NewsCrime and Courts

Actions

Man appears in court after Friday high-speed chase through Bozeman, Belgrade

Posted at 2:35 PM, May 06, 2019
and last updated 2019-05-06 18:39:00-04


UPDATE

In Justice Court Monday, bail was set at $150,000 for 19-year-old Nicholas Steinmann, the suspect in a high-speed chase through Bozeman and Belgrade on Friday.

Steinmann’s next court appearance is scheduled for 8 a.m. on May 24.

(5/3/2019, 9:22 p.m. MDT) Investigators in Gallatin County say it was a tense and dangerous situation Thursday night and early Friday morning between Belgrade and Bozeman.

Bozeman police say a high-speed chase ended with the man who led the pursuit getting injured, along with an officer.

Bozeman City Police Captain Dana McNeil says a two-hour long ordeal ended at the intersection of Huffine Lane and Cottonwood Road.

It all started with a call from the man’s friend, fearing for the suspect’s life.

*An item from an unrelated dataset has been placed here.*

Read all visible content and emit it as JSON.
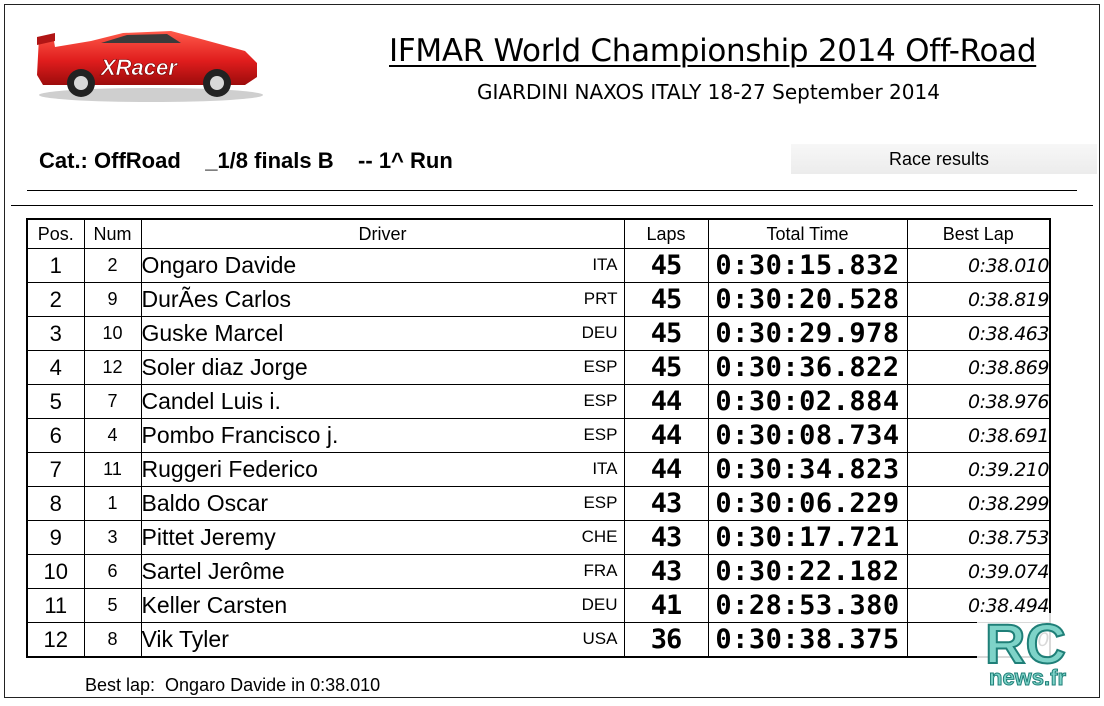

“Anybody else that’s on the road with an individual who is acting with complete disregard for their safety, there’s a risk,” Captain McNeil says.

That’s how Captain McNeil describes the scene Thursday night and early Friday morning.

When both Gallatin County Sheriff’s deputies and city police found him, the captain says the situation got worse, weaving in and out of early-morning traffic.

“This went on for roughly two hours of us locating this individual, losing the individual and then, ultimately, came back into town,” McNeil says.

Officers systematically called off the pursuit out of precaution for other drivers, as the chase went from Huffine to Cottonwood, Cottonwood to Norse, over to Jackrabbit, then back.

Captain McNeil says the chase, in part, came up through Cottonwood and eventually came all the way back to the intersection of Huffine and Cottonwood, where it came to a stop.

“The individual basically stopped in the middle of traffic,” McNeil says. “Our officers engaged in negotiations with that individual who was believed to be armed with a weapon and did an awesome job of expressing concern for that individual.”

The initial report told officers that the man might have had a gun.

Captain McNeil adds his officers were able to reach the man by phone.

“He was refusing to follow the officers’ request,” McNeil says. “Ultimately, the decision was made to remove him from the vehicle.”

That escalated.

“Both that individual and one of my officers received minor injuries during that,” McNeil says. “I know that a taser was deployed.”

No one else was hurt, something the captain says was remarkable.

In the end, the man was arrested, a conclusion that, McNeil says, could have ended a lot worse.

“It can go so badly and the fact that over a sustained incident in which an individual is endangering everybody and doesn’t care about life or limb and that it all ends up with just a minor injury to him and to one of my officers is pretty remarkable,” McNeil says.

The man was charged with criminal endangerment.

Captain McNeil says there could be more charges added.